The funniest thing to me that I’m sure others won’t understand is that I get it. When the vitriol was so intense , when fists accompanied the many arguments , when you cried so hard your whole body hurt, when you left with nothing but a Sundress on and garbage bags, destination unknown, you’d think I’d be incredulous to how those who said they loved me could throw me out. But I don’t. I get it. My deviance was evidence of a failure, it was a new fear, it sparked all manners of ignorance and it was a pest that wouldn’t and couldn’t be shaked. It was one thing to be a faggot but quite another to believe you was a bitch. It was heartbreaking to see that big Black boy with so much brains become a tranny. Give up all his possibilities, shatter any vestige of respect and power he could’ve had and become the biggest joke going since the idea of an American Dream. The nerve of he who refused to accept that he could never be a she. WHAT FUCKING PART OF THAT DON’T YOU GET!!!!!! YOU CAN BE AS GAY AS YOU WANT BUT YOU DON’T HAVE TO BE A BITCH. YOU’LL BE THE UGLIEST GIRL EVER. YOU’RE A MAN . YOU CANT BE ME!!!! GET THAT BITCH SHIT OUT YA LIFE. I DON’T WANNA BURY YOU. YOU EVER SEE ANY OF YALL BE SUCCESSFUL? WHO RESPECTS Y’ALL? YOU’RE TOO BIG. YOU BREAKING MY HEART.

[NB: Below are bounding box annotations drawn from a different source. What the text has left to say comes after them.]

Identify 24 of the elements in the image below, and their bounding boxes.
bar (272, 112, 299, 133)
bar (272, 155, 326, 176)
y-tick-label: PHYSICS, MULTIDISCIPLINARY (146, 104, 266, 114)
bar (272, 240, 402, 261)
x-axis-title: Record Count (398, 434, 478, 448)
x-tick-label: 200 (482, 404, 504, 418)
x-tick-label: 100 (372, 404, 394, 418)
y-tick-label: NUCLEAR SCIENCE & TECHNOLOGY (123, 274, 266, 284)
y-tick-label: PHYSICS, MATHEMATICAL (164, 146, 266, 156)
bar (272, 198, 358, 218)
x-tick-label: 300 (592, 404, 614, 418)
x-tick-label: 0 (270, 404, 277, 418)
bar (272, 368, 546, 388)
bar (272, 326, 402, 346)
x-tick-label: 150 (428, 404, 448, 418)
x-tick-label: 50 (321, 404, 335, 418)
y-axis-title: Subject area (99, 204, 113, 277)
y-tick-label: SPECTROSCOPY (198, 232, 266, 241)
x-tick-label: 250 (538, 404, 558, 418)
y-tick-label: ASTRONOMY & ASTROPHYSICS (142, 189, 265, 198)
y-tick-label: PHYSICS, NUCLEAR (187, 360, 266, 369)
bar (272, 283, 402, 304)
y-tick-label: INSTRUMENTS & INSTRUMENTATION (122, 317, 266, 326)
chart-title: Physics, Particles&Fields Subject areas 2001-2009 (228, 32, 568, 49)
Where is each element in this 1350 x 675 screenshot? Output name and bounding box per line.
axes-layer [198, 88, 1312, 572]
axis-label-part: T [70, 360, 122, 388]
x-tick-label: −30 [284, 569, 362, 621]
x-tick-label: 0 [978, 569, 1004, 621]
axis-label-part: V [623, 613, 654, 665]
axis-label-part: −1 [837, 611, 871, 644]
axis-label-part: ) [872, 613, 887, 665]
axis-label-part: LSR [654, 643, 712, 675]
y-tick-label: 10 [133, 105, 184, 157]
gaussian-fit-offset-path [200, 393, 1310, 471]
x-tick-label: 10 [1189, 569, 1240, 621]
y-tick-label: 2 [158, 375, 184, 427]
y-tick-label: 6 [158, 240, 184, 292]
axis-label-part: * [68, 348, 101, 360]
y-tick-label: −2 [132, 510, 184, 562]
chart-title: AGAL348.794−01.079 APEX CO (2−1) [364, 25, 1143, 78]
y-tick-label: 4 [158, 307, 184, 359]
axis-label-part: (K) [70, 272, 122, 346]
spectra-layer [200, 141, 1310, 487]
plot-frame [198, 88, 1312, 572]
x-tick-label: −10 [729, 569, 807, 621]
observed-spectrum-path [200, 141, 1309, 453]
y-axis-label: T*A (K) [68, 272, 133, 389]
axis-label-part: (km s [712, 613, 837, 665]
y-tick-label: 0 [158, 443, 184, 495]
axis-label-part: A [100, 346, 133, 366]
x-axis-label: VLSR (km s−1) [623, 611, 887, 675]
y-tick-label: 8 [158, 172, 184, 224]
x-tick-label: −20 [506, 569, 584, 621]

It’s been years since those words came outta those mouths. I exchange I love you’s at the conclusion of calls with folks who echoed those words. I’ve visited the home maybe 3 times in the last 9 years or so. I haven’t done a holiday in a long time with them and I go at it a solo affair. The words nowadays reek of a so called new enlightenment. Its gingery and clingy and guilt tripping. It’s WE MISS YOU. I WANT TO SEE YOU. IT’S (OLD NAME) I MEAN (NEW NAME) nervous laughter. OLD NAME comes up again almost as sure as the conflation of gay and trans and the idea that I would’ve had so many options at a bar that had Gay Night. It’s me conscious of someone trying , it’s hearing remorse even if history is revisionist, It’s me understanding the old and ongoing fears related to having a Black transwoman in your family, that one who used to be a son , a brother, a nephew , a cuz, a grandson ,never able to extricate the memory of that boy . That sweet boy who read books , who loved to eat and cook. The boy ya’ll had big hopes for. The boy that in many ways sometimes I wish I could’ve been. And not only boy but straight and confident and married and with kids and able to be a shining fucking example of a nigga who escaped the statistics and made his momma proud. And shat on this AMErican instrument designed to keep us fucked up and to send us to our graves early and to be an ambassador for the continued destruction and genocide for my people. I feels all of that and then some. But at the heart of it all , one can’t ignore who they are, you can’t lie about the history that is the present and Home will never be home again after they take it away.